Por Rebeca García Neto
Um dos problemas para tratar pessoas com esquizofrenia é elas não terem consciência de que são acometidas por um distúrbio. A patologia se desenvolve à espreita: despoja o afetado de sua identidade sem que ele se aperceba disso.
Para avançar no tratamento do transtorno seria preciso criar meios para identificá-lo antes desse “roubo de identidade”. Nos últimos anos, houve progressos expressivos no conhecimento das fases que antecedem a manifestação de sintomas. É o caso de organizações como o Portland Identification and Early Referral Program (Pier), nos Estados Unidos, ou o Programa de Intervenção Precoce na Esquizofrenia (Pipe), na Espanha. Mas, para que esses programas sejam eficazes, são necessárias ferramentas de detecção precoce mais precisas que as atuais.
As alterações cognitivas específicas da esquizofrenia ainda são desconhecidas e os instrumentos de avaliação neuropsicológica ainda não são eficientes para identificar a patologia em sua fase inicial. Por isso, presta-se cada vez mais atenção às experiências subjetivas das pessoas afetadas.
Sabe-se que, quando começam os delírios, a pessoa deixa de viver “no mesmo mundo que as outras”. Entretanto, ainda não temos certeza de que tipo de mundo é esse, ou melhor, como os pacientes percebem essas experiências “anormais” que nós, profissionais, chamamos de sintomas. Além do mais, seria possível uma pessoa perceber que vai ter um surto psicótico? Sendo assim, o que se sente exatamente quando se está “perdendo a cabeça”?
Esta área de investigação não é recente. Algumas obras da psiquiatria clássica, em especial os trabalhos de Gaëtan Gatian de Clérambault (1872-1934) e Klaus Conrad (1905-1961), já abordavam esse tema. No entanto, nossos conhecimentos sobre as experiências subjetivas causadas pela esquizofrenia ainda são precários. Nesse sentido, destacam-se os estudos que vêm sendo realizados desde os anos 1960 pela equipe de Gerd Huber, pesquisador da Universidade de Bonn.
Com base em detalhadas descrições de casos clínicos, acredita-se que, nas primeiras fases da patologia, algumas experiências de pacientes com esquizofrenia são similares à de pessoas sem o transtorno, mesmo que sejam novas e estranhas para eles, como episódios de angústia intensa e medo de algo não definido.
À medida que a patologia se desenvolve, há um processo de perda de familiaridade com o que acontece ao redor: embora continuem a viver no mesmo mundo dos demais, as pessoas com esquizofrenia, por alguma razão percebem esse mundo como se tratasse de um novo. Começam a repetir as mesmas frases e, com frequência, necessitam escrever os pensamentos para poder “fixá-los”, já que sentem que as palavras lhes escapam.

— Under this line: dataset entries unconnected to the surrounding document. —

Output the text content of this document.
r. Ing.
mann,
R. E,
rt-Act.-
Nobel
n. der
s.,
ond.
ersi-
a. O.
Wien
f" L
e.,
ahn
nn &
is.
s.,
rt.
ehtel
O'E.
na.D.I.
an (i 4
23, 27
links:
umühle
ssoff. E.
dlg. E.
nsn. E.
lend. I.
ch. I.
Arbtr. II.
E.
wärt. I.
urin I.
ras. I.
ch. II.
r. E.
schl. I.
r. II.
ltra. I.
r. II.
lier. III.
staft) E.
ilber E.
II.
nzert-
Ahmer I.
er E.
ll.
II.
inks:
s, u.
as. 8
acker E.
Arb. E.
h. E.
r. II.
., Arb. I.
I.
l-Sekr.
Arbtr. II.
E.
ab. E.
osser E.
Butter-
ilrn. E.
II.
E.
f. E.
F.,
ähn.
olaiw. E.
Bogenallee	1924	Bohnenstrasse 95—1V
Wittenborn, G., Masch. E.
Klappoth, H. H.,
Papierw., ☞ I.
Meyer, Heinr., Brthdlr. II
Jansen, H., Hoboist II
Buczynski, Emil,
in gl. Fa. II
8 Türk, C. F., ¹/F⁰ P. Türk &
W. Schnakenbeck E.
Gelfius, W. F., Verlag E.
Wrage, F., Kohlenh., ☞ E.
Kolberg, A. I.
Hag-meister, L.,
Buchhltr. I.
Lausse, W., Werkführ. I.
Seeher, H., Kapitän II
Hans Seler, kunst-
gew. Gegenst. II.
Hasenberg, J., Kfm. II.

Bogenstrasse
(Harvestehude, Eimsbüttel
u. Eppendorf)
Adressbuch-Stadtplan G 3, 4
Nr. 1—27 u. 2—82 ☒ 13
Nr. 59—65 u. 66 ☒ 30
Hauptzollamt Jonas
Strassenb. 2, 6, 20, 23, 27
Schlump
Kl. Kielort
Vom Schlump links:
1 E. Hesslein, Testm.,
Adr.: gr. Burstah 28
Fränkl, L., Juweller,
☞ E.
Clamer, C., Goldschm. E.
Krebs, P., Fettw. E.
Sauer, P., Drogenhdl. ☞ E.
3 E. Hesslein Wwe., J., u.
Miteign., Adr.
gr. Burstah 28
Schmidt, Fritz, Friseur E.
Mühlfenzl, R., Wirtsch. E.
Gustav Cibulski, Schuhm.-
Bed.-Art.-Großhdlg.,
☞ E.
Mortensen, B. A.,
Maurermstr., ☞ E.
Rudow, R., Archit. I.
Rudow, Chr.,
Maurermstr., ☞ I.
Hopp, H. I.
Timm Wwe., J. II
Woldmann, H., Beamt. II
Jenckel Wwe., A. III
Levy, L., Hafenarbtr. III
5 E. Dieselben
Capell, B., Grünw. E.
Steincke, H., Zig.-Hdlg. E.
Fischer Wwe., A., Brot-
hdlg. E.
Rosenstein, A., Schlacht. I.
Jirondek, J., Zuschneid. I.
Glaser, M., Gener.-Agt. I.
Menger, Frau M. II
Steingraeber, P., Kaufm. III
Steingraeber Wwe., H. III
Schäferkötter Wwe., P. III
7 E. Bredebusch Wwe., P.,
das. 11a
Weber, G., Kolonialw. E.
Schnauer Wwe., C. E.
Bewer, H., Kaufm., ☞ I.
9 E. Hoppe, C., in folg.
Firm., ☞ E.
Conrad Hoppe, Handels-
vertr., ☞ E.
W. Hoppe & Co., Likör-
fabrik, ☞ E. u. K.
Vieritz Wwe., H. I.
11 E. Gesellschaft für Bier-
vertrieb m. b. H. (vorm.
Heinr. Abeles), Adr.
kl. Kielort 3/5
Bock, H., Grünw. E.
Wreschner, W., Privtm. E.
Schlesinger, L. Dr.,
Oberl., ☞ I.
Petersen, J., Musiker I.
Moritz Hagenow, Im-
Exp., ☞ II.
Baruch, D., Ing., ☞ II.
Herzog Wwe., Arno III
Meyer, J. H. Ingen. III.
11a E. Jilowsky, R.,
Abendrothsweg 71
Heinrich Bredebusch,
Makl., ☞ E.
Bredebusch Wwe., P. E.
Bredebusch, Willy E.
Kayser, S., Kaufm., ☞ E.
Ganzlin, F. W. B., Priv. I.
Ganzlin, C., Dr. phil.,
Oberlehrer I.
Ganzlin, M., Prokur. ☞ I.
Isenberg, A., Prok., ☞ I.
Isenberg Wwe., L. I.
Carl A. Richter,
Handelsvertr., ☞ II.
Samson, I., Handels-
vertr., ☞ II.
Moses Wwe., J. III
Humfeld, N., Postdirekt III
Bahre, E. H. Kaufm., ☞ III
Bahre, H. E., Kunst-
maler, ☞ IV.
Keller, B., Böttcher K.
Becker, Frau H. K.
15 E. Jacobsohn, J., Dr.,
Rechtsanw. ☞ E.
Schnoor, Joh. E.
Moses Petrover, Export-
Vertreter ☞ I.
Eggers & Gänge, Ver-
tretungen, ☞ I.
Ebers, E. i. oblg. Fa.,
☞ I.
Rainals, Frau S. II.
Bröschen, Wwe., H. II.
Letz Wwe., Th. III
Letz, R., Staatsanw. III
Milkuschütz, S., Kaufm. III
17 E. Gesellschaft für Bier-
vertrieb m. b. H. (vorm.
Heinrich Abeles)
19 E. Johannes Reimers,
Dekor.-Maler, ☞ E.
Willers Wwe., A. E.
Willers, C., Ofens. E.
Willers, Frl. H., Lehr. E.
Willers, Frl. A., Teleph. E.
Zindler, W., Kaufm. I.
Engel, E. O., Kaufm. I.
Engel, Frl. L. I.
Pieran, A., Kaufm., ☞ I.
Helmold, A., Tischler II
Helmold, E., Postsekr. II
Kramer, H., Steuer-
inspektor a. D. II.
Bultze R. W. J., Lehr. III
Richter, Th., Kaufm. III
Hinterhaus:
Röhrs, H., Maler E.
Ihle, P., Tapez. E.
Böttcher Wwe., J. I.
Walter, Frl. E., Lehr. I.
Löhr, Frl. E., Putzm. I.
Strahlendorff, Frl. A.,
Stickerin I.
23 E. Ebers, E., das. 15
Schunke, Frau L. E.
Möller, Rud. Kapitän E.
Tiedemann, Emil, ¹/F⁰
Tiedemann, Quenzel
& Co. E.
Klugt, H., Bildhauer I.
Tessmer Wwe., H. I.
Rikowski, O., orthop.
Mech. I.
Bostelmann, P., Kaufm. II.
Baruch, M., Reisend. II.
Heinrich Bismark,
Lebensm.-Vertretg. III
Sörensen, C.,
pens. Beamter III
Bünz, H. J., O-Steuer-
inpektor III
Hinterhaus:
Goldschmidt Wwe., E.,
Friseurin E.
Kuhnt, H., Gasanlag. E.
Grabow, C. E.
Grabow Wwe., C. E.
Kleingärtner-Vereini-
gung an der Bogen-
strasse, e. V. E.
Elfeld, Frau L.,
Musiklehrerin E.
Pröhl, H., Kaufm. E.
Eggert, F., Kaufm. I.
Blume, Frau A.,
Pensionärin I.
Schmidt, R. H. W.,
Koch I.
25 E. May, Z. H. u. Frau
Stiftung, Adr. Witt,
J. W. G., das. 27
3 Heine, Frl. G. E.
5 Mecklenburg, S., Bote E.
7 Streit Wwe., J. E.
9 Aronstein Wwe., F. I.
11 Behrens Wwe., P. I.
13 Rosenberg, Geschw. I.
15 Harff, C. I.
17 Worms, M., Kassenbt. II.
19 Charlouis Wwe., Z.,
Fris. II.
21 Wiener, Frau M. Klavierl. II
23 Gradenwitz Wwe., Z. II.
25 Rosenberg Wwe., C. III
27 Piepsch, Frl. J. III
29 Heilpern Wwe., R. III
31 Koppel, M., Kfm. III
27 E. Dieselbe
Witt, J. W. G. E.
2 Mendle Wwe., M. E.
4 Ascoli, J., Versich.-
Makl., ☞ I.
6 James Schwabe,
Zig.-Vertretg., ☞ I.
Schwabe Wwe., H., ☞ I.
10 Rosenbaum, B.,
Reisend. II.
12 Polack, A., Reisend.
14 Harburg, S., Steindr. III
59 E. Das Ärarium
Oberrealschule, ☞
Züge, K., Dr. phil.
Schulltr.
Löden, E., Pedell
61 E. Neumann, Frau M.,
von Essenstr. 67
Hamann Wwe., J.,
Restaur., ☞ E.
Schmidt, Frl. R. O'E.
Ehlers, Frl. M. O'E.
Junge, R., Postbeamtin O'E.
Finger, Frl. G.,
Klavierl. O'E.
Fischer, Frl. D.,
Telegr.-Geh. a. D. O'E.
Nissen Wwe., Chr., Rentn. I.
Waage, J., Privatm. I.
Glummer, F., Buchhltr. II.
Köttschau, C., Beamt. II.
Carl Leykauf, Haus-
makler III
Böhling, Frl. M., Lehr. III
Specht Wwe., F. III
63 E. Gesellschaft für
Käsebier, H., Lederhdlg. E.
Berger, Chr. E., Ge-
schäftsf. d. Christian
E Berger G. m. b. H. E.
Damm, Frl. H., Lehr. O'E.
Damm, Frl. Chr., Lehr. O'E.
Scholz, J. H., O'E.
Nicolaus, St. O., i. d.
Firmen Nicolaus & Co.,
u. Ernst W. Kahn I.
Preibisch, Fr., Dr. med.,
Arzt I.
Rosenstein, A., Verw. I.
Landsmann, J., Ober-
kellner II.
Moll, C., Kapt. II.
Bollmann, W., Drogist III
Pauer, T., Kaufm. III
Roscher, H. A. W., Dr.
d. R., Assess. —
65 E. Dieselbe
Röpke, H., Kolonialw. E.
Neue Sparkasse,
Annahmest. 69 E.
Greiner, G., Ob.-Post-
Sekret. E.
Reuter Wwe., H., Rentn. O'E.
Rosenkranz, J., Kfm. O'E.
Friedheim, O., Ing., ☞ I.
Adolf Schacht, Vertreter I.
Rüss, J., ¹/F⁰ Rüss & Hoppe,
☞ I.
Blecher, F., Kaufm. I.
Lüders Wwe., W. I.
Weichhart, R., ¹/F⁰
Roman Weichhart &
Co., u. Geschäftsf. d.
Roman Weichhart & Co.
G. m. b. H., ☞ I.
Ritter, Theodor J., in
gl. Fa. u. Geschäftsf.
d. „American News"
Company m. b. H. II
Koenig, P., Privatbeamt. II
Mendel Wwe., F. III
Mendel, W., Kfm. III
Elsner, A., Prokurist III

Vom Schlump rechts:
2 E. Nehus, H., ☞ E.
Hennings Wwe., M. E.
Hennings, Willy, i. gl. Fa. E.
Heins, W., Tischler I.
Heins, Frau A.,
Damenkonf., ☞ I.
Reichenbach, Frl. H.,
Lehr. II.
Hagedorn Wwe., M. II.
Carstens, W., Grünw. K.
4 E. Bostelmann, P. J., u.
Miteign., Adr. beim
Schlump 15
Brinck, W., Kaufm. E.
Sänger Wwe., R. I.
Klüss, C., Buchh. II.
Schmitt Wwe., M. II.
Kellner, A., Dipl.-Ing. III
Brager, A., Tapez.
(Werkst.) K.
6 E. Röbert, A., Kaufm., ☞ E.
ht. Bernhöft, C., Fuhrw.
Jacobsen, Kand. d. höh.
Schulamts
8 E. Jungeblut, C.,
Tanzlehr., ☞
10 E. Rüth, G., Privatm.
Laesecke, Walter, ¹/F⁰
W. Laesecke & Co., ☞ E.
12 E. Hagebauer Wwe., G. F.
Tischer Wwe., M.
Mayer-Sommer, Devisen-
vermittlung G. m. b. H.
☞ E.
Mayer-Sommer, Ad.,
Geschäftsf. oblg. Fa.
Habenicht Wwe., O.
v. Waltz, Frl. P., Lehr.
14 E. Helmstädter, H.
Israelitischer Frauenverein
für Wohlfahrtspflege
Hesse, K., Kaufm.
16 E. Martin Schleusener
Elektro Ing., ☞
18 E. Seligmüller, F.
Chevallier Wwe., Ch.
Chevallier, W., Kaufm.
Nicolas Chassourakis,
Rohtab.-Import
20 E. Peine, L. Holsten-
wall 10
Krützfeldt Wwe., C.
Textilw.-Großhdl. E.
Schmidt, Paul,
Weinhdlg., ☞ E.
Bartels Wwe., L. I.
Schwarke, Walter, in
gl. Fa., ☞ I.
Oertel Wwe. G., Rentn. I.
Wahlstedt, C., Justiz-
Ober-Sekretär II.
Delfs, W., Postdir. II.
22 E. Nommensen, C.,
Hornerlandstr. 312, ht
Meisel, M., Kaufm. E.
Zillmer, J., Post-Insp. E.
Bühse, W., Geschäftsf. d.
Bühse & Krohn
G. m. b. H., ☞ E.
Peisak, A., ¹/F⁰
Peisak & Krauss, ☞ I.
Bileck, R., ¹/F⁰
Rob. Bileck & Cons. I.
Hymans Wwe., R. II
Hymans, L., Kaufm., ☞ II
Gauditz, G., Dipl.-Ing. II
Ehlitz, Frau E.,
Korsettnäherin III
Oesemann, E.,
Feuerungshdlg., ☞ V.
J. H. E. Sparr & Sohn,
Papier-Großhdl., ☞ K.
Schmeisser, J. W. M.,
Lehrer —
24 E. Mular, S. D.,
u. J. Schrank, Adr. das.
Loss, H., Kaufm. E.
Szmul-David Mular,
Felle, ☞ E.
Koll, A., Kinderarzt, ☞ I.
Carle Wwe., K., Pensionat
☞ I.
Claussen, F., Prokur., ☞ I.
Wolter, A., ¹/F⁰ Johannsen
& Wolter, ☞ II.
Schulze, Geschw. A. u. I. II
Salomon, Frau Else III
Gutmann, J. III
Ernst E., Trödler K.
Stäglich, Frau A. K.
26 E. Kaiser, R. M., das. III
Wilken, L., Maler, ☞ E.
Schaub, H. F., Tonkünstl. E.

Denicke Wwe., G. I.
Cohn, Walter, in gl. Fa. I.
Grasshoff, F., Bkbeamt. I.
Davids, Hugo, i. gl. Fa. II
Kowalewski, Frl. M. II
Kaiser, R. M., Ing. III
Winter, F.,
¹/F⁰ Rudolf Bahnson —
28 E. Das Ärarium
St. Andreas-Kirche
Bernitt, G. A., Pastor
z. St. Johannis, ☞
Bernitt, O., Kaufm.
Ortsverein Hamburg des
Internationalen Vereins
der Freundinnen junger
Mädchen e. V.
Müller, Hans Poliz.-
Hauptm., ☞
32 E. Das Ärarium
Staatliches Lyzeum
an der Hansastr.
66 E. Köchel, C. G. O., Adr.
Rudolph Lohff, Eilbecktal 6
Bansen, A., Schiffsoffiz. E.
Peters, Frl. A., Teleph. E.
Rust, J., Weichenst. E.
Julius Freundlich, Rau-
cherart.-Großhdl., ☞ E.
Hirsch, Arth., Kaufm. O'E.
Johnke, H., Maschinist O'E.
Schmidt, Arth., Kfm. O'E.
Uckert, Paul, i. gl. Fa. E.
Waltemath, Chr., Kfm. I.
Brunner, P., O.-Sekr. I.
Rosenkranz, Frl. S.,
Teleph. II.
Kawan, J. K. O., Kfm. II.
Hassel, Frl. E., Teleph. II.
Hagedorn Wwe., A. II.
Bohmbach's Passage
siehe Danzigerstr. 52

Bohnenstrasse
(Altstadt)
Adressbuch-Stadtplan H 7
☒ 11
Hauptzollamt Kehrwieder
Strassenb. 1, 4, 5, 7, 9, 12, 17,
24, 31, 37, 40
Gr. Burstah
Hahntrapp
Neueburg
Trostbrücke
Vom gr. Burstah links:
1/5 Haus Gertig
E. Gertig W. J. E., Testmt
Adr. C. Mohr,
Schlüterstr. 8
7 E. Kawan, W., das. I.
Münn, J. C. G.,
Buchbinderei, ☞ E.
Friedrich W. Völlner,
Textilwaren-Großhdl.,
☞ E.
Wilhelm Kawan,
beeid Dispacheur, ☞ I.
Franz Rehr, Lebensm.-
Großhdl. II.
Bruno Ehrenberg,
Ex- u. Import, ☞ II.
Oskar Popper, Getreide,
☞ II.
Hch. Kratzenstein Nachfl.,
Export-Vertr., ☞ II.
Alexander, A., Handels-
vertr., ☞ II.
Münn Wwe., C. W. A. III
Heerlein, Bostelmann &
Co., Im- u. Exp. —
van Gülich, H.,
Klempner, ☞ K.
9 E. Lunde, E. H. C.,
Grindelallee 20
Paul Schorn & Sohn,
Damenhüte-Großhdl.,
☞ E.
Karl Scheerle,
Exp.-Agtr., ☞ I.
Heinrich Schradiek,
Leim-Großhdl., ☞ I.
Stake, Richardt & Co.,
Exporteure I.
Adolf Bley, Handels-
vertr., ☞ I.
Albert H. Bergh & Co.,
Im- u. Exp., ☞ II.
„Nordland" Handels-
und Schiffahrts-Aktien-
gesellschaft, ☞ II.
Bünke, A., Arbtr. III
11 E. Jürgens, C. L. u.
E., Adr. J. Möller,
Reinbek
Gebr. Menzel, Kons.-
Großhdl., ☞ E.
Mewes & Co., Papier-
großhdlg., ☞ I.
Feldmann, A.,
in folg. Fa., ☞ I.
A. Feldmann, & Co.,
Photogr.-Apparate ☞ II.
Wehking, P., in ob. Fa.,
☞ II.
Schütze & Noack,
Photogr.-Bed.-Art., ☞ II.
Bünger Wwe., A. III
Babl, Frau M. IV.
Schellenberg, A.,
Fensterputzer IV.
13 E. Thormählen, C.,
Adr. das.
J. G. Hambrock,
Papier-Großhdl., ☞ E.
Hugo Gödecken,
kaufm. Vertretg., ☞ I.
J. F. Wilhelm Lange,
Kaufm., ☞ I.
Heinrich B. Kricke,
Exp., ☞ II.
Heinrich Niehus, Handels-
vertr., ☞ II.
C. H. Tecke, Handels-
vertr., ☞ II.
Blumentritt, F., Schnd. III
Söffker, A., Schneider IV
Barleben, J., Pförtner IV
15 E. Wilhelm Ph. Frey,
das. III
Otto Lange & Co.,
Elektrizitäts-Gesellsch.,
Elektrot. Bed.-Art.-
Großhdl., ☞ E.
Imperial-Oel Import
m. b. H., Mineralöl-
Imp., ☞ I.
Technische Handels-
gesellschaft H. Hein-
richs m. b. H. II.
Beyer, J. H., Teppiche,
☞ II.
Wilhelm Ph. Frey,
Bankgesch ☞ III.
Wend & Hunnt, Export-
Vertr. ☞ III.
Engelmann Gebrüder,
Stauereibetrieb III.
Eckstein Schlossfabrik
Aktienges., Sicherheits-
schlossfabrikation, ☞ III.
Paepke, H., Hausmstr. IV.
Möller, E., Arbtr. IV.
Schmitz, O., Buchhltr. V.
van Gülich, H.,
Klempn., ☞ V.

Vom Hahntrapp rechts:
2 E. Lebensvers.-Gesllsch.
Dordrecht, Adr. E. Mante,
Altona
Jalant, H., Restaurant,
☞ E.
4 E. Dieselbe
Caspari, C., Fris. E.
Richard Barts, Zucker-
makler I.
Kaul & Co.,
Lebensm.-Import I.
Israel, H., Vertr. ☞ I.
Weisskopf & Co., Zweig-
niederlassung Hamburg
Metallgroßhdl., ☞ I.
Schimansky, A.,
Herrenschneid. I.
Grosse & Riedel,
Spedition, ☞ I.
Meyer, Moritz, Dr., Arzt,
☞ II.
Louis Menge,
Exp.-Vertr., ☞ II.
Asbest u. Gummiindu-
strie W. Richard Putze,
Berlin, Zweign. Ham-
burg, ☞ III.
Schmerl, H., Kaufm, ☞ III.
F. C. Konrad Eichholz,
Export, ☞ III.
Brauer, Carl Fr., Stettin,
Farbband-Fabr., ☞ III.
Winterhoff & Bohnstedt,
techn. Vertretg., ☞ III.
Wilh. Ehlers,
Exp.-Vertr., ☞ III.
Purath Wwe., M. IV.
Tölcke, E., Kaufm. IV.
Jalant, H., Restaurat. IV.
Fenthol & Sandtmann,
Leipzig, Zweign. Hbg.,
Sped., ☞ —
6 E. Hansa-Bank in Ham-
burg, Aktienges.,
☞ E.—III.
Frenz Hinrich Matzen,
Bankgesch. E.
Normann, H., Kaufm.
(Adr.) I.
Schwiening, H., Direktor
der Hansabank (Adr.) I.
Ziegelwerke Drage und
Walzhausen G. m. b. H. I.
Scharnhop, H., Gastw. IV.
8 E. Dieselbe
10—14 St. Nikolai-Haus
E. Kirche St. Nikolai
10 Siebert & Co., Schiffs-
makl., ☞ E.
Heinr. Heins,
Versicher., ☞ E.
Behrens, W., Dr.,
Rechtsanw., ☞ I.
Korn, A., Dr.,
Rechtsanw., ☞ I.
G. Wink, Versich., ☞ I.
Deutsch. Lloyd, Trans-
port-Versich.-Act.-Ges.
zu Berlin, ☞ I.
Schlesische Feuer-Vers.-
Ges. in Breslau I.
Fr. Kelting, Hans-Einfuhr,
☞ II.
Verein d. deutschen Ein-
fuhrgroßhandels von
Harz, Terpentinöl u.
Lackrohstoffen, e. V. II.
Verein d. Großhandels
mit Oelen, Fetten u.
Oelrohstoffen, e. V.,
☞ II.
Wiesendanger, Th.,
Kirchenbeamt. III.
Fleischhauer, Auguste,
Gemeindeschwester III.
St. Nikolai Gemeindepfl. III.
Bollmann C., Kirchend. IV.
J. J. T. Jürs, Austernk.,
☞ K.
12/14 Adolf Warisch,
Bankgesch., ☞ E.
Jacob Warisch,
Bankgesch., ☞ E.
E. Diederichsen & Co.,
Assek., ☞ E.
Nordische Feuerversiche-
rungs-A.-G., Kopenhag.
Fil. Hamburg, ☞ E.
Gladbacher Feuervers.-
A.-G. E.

Além disso, passam a fazer atos automáticos de forma consciente – como pensar na maneira de posicionar os braços ou em como balançá-los antes de começar a caminhar – e deixam de assistir à televisão, pois não conseguem apreender imagens e linguagem ao mesmo tempo.
Acredita-se que muitas das experiências subjetivas estão relacionadas às carências cognitivas apresentadas por pessoas com esquizofrenia. Huber chamou essas etapas de “sintomas básicos”; também chegou à conclusão de que representavam a vivência consciente de diversas alterações cognitivas. Tais sintomas são característicos da fase prodrômica (que antecede o desencadeamento da patologia) e da fase residual (em que houve um episódio, mas ainda não há quadro clínico).
Como as experiências subjetivas anormais e as deficiências cognitivas podem surgir meses antes dos surtos psicóticos, ambas parecem relevantes para o diagnóstico precoce. Infelizmente, quase meio século depois de Huber iniciar essa linha de investigação, a bibliografia sobre o tema ainda é escassa e contraditória. Espera-se que as novas técnicas de neuroimagem, como as que estudam a conectividade entre o lóbulo frontal e o temporal, ajudem a esclarecer a relação entre ambos. Mas ainda é preciso desenvolver e aperfeiçoar novas e diversas ferramentas de avaliação.